The joint employer doctrine is good for workers because it prevents the employer from playing a shell game. It allows workers to sue ALL of their employers if wages are stolen, overtime is not paid, and if other labor law violations occur. The joint employer doctrine is also good for workers because it is a protection for those circumstances in which one of the joint employers goes out of business or files for bankruptcy. For practical reasons, wages and money damages generally cannot be collected from a defunct business. Under the joint employer doctrine, employees can sue all of their joint employers, which helps ensure that workers can recover the wages they are owed.
Earlier this year, the federal Department of Labor (“DOJ”) issued new regulations under the FLSA weakening the joint employer doctrine. See DOJ’s 2020 Final Rule here. This was a pro-employer Final Rule and was very much “anti-worker.”
Essentially, the DOJ’s 2020 Final Rule crafted a very narrow definition of “joint employer” in circumstances of vertical joint employment. As an example, in the construction industry, imagine an employee who works for a subcontractor which, in turn, is hired by a general contractor. Depending on various factors, that might be an example of vertical joint employment.
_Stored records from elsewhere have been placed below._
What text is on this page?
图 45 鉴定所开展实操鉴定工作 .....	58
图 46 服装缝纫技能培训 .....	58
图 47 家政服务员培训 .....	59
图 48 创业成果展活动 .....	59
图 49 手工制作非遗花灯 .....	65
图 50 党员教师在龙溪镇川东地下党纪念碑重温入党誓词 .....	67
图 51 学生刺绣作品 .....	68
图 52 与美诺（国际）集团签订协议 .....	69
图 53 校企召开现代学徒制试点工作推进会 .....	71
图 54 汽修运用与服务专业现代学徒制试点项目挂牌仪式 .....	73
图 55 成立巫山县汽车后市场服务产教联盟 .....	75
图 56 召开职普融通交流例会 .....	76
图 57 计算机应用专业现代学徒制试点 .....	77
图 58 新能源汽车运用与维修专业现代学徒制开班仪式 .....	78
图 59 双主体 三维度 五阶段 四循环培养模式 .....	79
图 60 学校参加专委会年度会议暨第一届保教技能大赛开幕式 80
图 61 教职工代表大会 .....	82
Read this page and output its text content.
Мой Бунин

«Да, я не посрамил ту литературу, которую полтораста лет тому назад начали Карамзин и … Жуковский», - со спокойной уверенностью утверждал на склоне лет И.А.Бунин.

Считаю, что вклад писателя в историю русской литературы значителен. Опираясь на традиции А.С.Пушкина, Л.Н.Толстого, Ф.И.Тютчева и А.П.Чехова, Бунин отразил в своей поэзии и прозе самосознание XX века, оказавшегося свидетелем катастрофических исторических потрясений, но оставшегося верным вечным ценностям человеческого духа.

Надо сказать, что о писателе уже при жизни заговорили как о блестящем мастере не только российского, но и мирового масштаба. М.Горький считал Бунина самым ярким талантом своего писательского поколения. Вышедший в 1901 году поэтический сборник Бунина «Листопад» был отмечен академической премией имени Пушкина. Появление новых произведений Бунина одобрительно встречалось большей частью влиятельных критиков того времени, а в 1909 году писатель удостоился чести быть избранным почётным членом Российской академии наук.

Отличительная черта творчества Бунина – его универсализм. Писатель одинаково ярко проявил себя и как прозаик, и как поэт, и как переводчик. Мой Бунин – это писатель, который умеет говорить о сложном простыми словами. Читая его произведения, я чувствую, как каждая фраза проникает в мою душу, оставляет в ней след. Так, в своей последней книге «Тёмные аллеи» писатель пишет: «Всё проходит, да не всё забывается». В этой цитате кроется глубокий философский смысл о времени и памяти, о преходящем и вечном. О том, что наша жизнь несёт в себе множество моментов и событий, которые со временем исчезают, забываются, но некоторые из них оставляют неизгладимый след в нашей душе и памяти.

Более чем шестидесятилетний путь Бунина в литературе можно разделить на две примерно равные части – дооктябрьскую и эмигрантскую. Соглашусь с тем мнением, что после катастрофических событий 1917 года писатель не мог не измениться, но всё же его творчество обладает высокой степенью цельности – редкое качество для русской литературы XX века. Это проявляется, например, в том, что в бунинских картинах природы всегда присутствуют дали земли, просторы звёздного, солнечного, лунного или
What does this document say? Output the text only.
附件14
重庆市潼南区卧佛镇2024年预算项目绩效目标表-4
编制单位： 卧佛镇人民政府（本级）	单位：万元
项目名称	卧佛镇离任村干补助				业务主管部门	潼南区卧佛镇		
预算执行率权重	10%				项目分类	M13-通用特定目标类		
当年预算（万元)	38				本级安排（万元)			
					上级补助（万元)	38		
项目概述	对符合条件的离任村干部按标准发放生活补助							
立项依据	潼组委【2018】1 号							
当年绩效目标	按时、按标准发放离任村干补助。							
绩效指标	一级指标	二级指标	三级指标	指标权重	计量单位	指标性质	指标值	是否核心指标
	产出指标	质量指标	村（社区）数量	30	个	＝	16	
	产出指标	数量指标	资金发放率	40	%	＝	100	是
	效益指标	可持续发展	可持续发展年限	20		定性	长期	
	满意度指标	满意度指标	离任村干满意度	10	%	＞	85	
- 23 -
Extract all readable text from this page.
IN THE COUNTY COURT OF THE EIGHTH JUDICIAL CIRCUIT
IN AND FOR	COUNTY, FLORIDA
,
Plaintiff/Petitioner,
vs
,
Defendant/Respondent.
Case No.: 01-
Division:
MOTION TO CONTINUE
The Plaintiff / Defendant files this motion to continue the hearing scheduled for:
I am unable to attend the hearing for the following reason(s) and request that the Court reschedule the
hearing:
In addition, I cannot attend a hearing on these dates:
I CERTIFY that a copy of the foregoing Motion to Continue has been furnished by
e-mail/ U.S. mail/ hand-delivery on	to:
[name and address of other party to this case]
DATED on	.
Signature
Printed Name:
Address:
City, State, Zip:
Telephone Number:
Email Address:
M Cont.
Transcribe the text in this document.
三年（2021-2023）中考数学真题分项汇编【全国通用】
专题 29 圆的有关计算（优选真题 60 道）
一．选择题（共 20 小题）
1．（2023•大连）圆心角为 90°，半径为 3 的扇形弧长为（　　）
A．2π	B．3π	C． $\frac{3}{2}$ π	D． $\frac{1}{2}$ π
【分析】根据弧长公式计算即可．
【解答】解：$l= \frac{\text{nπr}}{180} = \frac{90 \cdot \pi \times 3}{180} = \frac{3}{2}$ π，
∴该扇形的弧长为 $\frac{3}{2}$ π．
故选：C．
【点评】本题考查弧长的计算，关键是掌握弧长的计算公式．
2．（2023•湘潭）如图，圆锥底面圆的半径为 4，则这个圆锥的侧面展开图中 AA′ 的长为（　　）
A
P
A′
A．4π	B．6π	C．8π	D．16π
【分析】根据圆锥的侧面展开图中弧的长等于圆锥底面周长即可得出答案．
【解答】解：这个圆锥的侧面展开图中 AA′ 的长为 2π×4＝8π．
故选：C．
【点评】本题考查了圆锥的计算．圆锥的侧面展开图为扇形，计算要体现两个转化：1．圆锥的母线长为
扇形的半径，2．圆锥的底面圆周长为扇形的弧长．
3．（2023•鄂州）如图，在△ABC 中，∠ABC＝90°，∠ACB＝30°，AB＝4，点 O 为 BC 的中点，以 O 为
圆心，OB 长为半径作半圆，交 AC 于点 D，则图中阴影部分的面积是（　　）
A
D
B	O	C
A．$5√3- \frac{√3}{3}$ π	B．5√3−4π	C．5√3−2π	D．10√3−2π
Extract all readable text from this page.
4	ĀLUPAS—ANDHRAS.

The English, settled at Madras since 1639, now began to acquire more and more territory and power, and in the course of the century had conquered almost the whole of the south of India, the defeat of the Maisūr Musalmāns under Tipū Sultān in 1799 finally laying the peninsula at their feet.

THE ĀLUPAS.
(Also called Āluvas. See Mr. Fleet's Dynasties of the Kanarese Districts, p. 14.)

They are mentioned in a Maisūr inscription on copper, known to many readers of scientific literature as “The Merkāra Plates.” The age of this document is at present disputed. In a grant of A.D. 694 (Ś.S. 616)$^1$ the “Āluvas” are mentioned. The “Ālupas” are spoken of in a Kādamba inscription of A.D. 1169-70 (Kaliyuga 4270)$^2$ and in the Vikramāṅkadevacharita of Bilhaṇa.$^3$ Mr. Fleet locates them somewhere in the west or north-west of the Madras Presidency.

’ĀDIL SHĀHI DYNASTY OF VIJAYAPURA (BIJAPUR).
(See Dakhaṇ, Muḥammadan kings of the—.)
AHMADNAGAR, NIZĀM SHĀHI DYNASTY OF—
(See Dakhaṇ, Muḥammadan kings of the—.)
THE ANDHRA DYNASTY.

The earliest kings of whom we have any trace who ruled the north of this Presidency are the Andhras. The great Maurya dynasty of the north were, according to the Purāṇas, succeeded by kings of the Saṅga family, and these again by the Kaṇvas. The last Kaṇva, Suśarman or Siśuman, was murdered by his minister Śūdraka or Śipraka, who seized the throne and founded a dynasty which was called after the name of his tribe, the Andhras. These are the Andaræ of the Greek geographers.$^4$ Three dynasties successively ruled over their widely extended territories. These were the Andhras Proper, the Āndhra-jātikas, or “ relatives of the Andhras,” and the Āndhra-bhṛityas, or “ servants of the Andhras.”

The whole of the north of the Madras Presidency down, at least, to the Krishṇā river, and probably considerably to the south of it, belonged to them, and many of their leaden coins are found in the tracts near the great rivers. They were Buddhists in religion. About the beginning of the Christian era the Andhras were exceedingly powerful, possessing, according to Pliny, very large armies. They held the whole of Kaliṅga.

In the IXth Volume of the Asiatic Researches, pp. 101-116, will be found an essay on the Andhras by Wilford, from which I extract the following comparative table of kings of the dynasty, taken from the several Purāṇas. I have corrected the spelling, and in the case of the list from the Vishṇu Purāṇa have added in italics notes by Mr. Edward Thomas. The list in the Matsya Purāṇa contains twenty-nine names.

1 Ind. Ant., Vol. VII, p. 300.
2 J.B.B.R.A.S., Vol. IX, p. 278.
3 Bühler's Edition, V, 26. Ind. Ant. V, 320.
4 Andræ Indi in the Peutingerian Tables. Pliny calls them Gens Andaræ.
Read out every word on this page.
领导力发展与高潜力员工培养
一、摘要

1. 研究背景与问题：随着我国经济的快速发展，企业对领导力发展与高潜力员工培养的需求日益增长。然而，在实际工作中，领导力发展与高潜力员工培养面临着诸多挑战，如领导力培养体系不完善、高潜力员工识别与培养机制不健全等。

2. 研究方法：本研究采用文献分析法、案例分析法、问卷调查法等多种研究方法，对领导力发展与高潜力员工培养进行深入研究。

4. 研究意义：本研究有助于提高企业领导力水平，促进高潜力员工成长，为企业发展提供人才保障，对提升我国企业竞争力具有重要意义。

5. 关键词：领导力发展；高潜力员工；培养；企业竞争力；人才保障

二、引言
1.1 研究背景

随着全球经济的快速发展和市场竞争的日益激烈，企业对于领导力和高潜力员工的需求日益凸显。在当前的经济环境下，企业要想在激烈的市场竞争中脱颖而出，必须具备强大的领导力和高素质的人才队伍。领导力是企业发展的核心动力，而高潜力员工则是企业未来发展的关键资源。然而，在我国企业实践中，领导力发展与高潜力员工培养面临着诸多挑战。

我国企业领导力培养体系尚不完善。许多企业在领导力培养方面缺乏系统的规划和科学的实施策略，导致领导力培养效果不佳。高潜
Staffing agencies and restaurant franchises are other common examples of vertical joint employment. The DOJ’s 2020 Final Rule created a very narrow definition of joint employment taking into account only four factors:
- Which employer actually hires or fires an employee
- Which employer actually supervises and controls the employee’s work schedule or conditions of employment to a substantial degree
- Which employer actually determines the employee’s pay and method of payment and
- Which employer actually maintains employment records
The DOJ’s 2020 Final Rule explicitly excluded various factors that are traditionally considered when courts evaluate whether joint employer liability exists. For example, the 2020 Final Rule explicitly excluded whether an employer has the right or ability to hire or fire an employee. Rather, the 2020 Final Rule looks only to which employer actually did the hiring or firing. The Final Rule also excluded other factors like whether the work involves a special skill, initiative or use of judgment, whether a worker has the opportunity for profit or loss, whether the worker uses his/her own tools and equipment, whether the worker has similar relationships with other businesses and more.
As noted, in good news for workers, a federal judge has struck down the DOJ’s 2020 Final Rule with respect to situations of alleged vertical joint employment. See New York v. Scalia, Case No. 1:20-cv-1689 (SDNY, September 8, 2020). More than 20 Attorneys General from various States around the country sued to overturn the 2020 Final Rule. They argued that, in issuing its narrow definition of joint employer, the Final Rule was contrary to what the FLSA required, was contrary to Supreme Court and other legal precedents, was without logic and was capricious. Fortunately for workers, the court agreed. The DOJ will now have to use the previous, more expansive, definition of “joint employer” which is more protective of employees.